The father of three, who believes he breathed in the asbestos fibres while cutting and shifting old fences in his early years, said the diagnosis had come as a shock.

“I used to cut the asbestos fences for an old building company and over the years I must have breathed it in. We would do things like drill a hole and blow the dust away without a thought. We just didn’t know,” he said.

“It doesn’t occur for a long time but I had been coughing and coughing for quite a while.
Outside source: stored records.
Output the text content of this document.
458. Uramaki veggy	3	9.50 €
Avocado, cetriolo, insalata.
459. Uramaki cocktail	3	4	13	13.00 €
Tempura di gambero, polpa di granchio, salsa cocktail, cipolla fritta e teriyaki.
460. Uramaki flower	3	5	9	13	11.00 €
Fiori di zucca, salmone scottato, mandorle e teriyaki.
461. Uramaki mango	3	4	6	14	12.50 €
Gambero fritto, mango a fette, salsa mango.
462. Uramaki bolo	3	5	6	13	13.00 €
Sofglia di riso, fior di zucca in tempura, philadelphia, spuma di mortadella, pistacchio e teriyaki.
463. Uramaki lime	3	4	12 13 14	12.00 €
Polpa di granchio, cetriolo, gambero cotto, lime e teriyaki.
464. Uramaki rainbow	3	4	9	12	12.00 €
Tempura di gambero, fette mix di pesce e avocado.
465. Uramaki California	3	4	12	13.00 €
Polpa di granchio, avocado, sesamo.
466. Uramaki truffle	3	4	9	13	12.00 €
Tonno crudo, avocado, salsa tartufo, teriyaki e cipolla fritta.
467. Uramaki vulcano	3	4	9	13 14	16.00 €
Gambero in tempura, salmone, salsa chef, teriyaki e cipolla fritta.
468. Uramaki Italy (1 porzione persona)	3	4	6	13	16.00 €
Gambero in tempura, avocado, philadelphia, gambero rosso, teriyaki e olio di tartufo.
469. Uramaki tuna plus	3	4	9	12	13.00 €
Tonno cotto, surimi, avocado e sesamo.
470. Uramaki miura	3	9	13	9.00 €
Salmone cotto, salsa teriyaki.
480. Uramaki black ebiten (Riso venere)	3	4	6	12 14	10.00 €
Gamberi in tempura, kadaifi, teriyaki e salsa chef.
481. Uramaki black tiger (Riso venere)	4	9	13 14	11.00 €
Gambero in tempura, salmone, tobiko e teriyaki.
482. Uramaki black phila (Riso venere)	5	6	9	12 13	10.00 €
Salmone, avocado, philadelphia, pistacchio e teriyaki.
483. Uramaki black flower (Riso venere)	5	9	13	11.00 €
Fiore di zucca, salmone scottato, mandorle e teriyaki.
“The wife said I had to go to the hospital. They did an X-ray then drained about 41/2 litres from my lungs. I was in hospital for a week.

“After some more testing they found out my right lung had collapsed from all the fluid.

“In August I found out the cause. I have to do a lot more reading in to it. My specialist said he’s put me on a treatment plan.”

Ryan said he wouldn’t let this new challenge get the better of him, and he plans to continue teaching boxing for a long time to come.

“People know I have something wrong, and it doesn’t hurt to let people know what that is,” he said.

“I’m going to just keep doing what I’m doing. We’re all going to die sometime so I just don’t worry about it.”

Ryan said he will continue to lend a hand wherever he’s needed at the Geraldton PCYC, which includes planning boxing lessons for local youth several times a week.

He said he hoped by speaking out and showing the internal strength a lifetime in the ring had given him, he could inspire others to take up his beloved sport.

“I’ve never had a fight outside the ring,” he said.

“I always tell them if someone tries to fight you then tell them to come up to the club and then they can put the gloves on.

“Boxing is something I’ve spent my life doing, and I still love it.”